She said that she did not have a concession speech planned in 2016 when Trump defeated her for president when she was an odds on favorite to win.

But she did have a victory speech planned because she, like the majority of those who make predictions and those in the media, thought she would win.

“Even though we had a lot of bumps those last 10 days, I still thought we could pull it out so I worked on a speech that really was about my journey and had a real emphasis on my mother’s life and journey as a way of making it clear that, yes, I would be the first woman president, but I like everybody stood on the shoulders and lived the lives and experiences of those who came before us,” she said.

The former Democratic nominee choked up as she talked about her mother, Dorothy Rodham, who died in 2011. Clinton has said her mother had a difficult childhood.

“I dream of going up to her and sitting down next to her, taking her in my arms and saying, ‘Look at me. Listen to me. You will survive. You will have a good family of your own, and three children,'” Clinton said on Wednesday’s “Today” show, her voice cracking.
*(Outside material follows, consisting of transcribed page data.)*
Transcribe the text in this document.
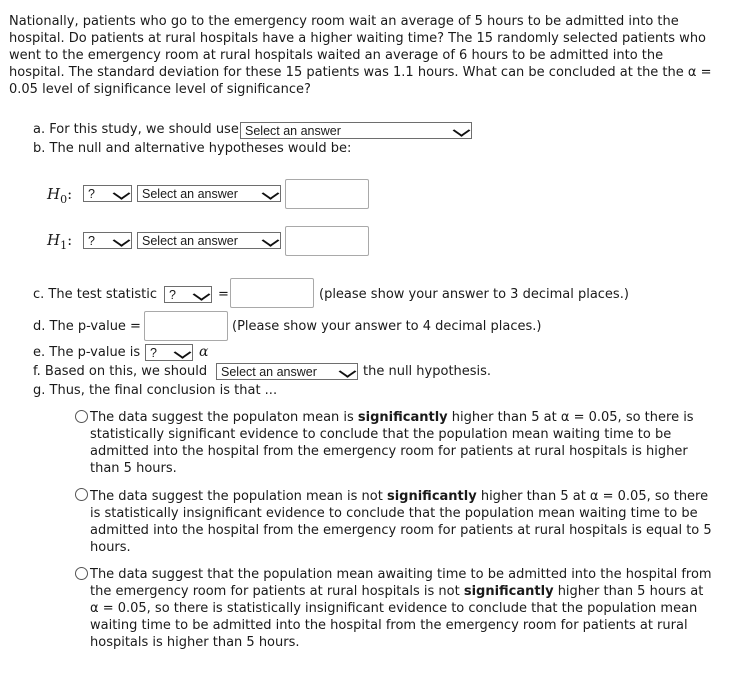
Nationally, patients who go to the emergency room wait an average of 5 hours to be admitted into the hospital. Do patients at rural hospitals have a higher waiting time? The 15 randomly selected patients who went to the emergency room at rural hospitals waited an average of 6 hours to be admitted into the hospital. The standard deviation for these 15 patients was 1.1 hours. What can be concluded at the the α = 0.05 level of significance level of significance?
a. For this study, we should use Select an answer
b. The null and alternative hypotheses would be:
$H_0$:	?	Select an answer
$H_1$:	?	Select an answer
c. The test statistic ?	=	(please show your answer to 3 decimal places.)
d. The p-value =	(Please show your answer to 4 decimal places.)
e. The p-value is ?	α
f. Based on this, we should	Select an answer	the null hypothesis.
g. Thus, the final conclusion is that ...
The data suggest the populaton mean is significantly higher than 5 at α = 0.05, so there is statistically significant evidence to conclude that the population mean waiting time to be admitted into the hospital from the emergency room for patients at rural hospitals is higher than 5 hours.
The data suggest the population mean is not significantly higher than 5 at α = 0.05, so there is statistically insignificant evidence to conclude that the population mean waiting time to be admitted into the hospital from the emergency room for patients at rural hospitals is equal to 5 hours.
The data suggest that the population mean awaiting time to be admitted into the hospital from the emergency room for patients at rural hospitals is not significantly higher than 5 hours at α = 0.05, so there is statistically insignificant evidence to conclude that the population mean waiting time to be admitted into the hospital from the emergency room for patients at rural hospitals is higher than 5 hours.
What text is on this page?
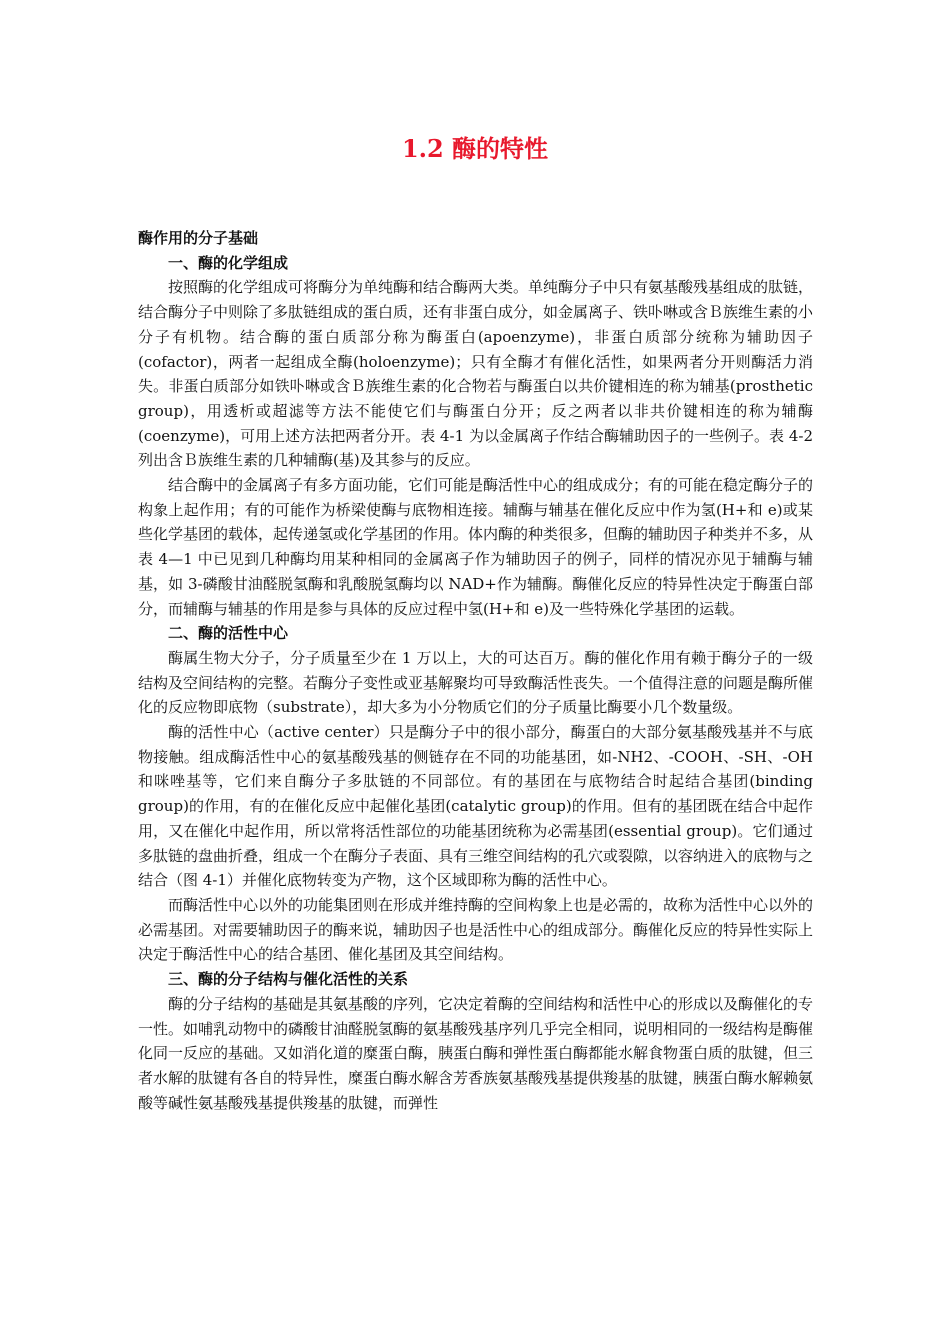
1.2 酶的特性

酶作用的分子基础

一、酶的化学组成

按照酶的化学组成可将酶分为单纯酶和结合酶两大类。单纯酶分子中只有氨基酸残基组成的肽链，结合酶分子中则除了多肽链组成的蛋白质，还有非蛋白成分，如金属离子、铁卟啉或含Ｂ族维生素的小分子有机物。结合酶的蛋白质部分称为酶蛋白(apoenzyme)，非蛋白质部分统称为辅助因子 (cofactor)，两者一起组成全酶(holoenzyme)；只有全酶才有催化活性，如果两者分开则酶活力消失。非蛋白质部分如铁卟啉或含Ｂ族维生素的化合物若与酶蛋白以共价键相连的称为辅基(prosthetic group)，用透析或超滤等方法不能使它们与酶蛋白分开；反之两者以非共价键相连的称为辅酶(coenzyme)，可用上述方法把两者分开。表 4-1 为以金属离子作结合酶辅助因子的一些例子。表 4-2 列出含Ｂ族维生素的几种辅酶(基)及其参与的反应。

结合酶中的金属离子有多方面功能，它们可能是酶活性中心的组成成分；有的可能在稳定酶分子的构象上起作用；有的可能作为桥梁使酶与底物相连接。辅酶与辅基在催化反应中作为氢(H+和 e)或某些化学基团的载体，起传递氢或化学基团的作用。体内酶的种类很多，但酶的辅助因子种类并不多，从表 4—1 中已见到几种酶均用某种相同的金属离子作为辅助因子的例子，同样的情况亦见于辅酶与辅基，如 3-磷酸甘油醛脱氢酶和乳酸脱氢酶均以 NAD+作为辅酶。酶催化反应的特异性决定于酶蛋白部分，而辅酶与辅基的作用是参与具体的反应过程中氢(H+和 e)及一些特殊化学基团的运载。

二、酶的活性中心

酶属生物大分子，分子质量至少在 1 万以上，大的可达百万。酶的催化作用有赖于酶分子的一级结构及空间结构的完整。若酶分子变性或亚基解聚均可导致酶活性丧失。一个值得注意的问题是酶所催化的反应物即底物（substrate），却大多为小分物质它们的分子质量比酶要小几个数量级。

酶的活性中心（active center）只是酶分子中的很小部分，酶蛋白的大部分氨基酸残基并不与底物接触。组成酶活性中心的氨基酸残基的侧链存在不同的功能基团，如-NH2、-COOH、-SH、-OH 和咪唑基等，它们来自酶分子多肽链的不同部位。有的基团在与底物结合时起结合基团(binding group)的作用，有的在催化反应中起催化基团(catalytic group)的作用。但有的基团既在结合中起作用，又在催化中起作用，所以常将活性部位的功能基团统称为必需基团(essential group)。它们通过多肽链的盘曲折叠，组成一个在酶分子表面、具有三维空间结构的孔穴或裂隙，以容纳进入的底物与之结合（图 4-1）并催化底物转变为产物，这个区域即称为酶的活性中心。

而酶活性中心以外的功能集团则在形成并维持酶的空间构象上也是必需的，故称为活性中心以外的必需基团。对需要辅助因子的酶来说，辅助因子也是活性中心的组成部分。酶催化反应的特异性实际上决定于酶活性中心的结合基团、催化基团及其空间结构。

三、酶的分子结构与催化活性的关系

酶的分子结构的基础是其氨基酸的序列，它决定着酶的空间结构和活性中心的形成以及酶催化的专一性。如哺乳动物中的磷酸甘油醛脱氢酶的氨基酸残基序列几乎完全相同，说明相同的一级结构是酶催化同一反应的基础。又如消化道的糜蛋白酶，胰蛋白酶和弹性蛋白酶都能水解食物蛋白质的肽键，但三者水解的肽键有各自的特异性，糜蛋白酶水解含芳香族氨基酸残基提供羧基的肽键，胰蛋白酶水解赖氨酸等碱性氨基酸残基提供羧基的肽键，而弹性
“And as hard as it might be to imagine, your daughter will grow up and become the president of the United States,” she sobbed.

Clinton has never gotten over her loss to Trump; she has regularly clung to the disproven narrative that the election was “stolen” from her by Russian operatives working with the Trump campaign.

She has also blamed fired FBI Director James Comey, even though he decided to let her off the hook for what he said were notable legal violations in mishandling classified emails.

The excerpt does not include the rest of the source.